Such was the scanty knowledge regarding India communicated to Europe by those who had followed the footsteps of conquest into that remote region; and although eighteen centuries elapsed from the death of Alexander the Great before another European power sought to establish its dominion in the East, a new passion had been early implanted, the cultivation of which was in the highest degree favourable to the acquisition and diffusion of geographical knowledge.
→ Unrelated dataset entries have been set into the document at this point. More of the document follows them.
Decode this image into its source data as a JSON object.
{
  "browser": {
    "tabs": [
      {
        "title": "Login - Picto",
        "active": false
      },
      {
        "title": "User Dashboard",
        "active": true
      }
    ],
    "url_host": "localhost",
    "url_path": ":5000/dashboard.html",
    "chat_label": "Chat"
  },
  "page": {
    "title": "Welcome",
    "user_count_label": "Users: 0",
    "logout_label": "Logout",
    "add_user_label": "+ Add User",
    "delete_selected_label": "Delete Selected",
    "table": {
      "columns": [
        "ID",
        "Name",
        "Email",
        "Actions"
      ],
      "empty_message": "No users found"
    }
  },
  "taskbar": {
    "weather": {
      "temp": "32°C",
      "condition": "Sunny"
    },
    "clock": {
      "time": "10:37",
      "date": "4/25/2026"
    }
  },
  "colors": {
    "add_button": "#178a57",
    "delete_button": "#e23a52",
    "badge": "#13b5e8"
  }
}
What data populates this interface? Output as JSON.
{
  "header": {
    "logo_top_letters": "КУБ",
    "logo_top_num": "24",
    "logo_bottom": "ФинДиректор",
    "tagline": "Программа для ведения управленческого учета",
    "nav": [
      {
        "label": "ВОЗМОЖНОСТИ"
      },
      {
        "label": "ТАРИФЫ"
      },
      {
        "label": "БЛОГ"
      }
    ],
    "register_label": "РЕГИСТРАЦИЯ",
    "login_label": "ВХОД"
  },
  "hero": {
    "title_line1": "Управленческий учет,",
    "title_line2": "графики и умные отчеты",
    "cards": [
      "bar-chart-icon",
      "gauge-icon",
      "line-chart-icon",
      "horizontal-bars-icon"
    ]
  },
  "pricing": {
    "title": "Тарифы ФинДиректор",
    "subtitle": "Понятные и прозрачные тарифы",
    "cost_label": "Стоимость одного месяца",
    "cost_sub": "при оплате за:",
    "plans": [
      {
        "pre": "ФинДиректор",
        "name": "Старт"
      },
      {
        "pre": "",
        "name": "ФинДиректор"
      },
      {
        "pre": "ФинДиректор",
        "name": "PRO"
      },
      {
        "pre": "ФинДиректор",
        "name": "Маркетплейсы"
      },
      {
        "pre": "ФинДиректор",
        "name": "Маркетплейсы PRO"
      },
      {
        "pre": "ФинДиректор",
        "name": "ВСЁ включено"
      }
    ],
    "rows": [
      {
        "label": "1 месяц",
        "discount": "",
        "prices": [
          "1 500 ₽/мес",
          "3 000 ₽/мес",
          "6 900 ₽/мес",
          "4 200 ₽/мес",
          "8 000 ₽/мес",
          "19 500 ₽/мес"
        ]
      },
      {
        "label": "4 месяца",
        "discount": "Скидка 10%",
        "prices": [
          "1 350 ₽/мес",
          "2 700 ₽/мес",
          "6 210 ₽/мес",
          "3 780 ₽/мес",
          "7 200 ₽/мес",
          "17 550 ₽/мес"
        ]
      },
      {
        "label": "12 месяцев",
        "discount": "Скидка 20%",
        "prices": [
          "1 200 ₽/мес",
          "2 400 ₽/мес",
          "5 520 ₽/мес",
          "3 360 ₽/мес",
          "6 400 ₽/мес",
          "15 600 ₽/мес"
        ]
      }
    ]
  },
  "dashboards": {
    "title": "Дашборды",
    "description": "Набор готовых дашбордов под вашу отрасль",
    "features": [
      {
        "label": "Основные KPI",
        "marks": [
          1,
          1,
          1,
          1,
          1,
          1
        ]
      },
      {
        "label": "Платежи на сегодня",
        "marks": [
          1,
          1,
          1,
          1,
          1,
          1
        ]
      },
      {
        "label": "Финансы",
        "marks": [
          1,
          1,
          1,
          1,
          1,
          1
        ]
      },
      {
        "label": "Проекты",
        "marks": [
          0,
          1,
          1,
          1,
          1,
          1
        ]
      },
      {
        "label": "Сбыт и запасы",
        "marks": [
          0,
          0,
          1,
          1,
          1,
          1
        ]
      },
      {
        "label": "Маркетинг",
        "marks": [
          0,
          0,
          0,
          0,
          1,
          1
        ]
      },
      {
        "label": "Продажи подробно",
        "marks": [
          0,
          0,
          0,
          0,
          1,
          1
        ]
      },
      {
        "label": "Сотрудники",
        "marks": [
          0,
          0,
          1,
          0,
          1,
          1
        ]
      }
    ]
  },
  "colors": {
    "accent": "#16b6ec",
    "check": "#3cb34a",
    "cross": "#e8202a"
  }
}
In an age before the birth of history[1], the adventurous Phoenicians, issuing from the Red Sea, in their ships, had reached the shores of India, and centuries afterwards their experienced seamen piloted the fleets of Solomon in search of the luxuries of the East.[2]
[Footnote 1: A compendious account of the early trade between India and the countries bordering on the Mediterranean will be found in PARDESSUS’s Collection des Lois Maritimes anterieures au XVIII^e siecle, tom. i. p. 9.]
[Footnote 2: It has been conjectured, and not without reason, that it may possibly have been from Ceylon and certainly from Southern India that the fleets of Solomon were returning when “once in every three years came the ships of Tarshish, bringing gold and silver, ivory, apes, and peacocks.”—I Kings, x. 22, II Chron., xx. 21. An exposition of the reasons for believing that the site of Tarshish may be recognised in the modern Point de Galle will be found in a subsequent chapter descriptive of that ancient emporium. See also Note A at the end of this chapter.]
Egypt, under the Ptolemies, became the seat of that opulent trade which it had been the aim of Alexander the Great to divert to it from Syria. Berenice was built on the Red Sea, as an emporium for the ships engaged in Indian voyages, and Alexandria excelled Tyre in the magnitude and success of her mercantile operations.
The conquest of Egypt by Augustus, so far from checking, served to communicate a fresh impulse to the intercourse with India, whence all that was costly and rare was collected in wanton profusion, to minister to the luxury of Rome. A bold discovery of the same period imparted an entirely new character to the navigation of the Indian Ocean. The previous impediment to trade had been the necessity of carrying it on in small vessels, that crept cautiously along the windings of the shore, the crews being too ignorant and too timid to face the dangers of the open sea. But the courage of an individual at length solved the difficulty, and dissipated the alarm. Hippalus, a seaman in the reign of Claudius, observing the steady prevalence of the monsoons[1], which blew over the Indian Ocean alternately from east to west, dared to trust himself to their influence, and departing from the coast of Arabia, he stretched fearlessly across the unknown deep, and was carried by the winds to Muziris, a port on the coast of Malabar, the modern Mangalore.
[Footnote 1: Arabic “maussam.” I believe the root belongs to a dialect of India, and signifies “seasons.” VINCENT fixes the discovery of the monsoons by Hippalus about the year A.D. 47, although it admits of no doubt that the periodical prevalence of the winds must have been known long before, if not partially taken advantage of by the seamen of Arabia and India. Periplus, &c., vol. ii, pp. 24—57.]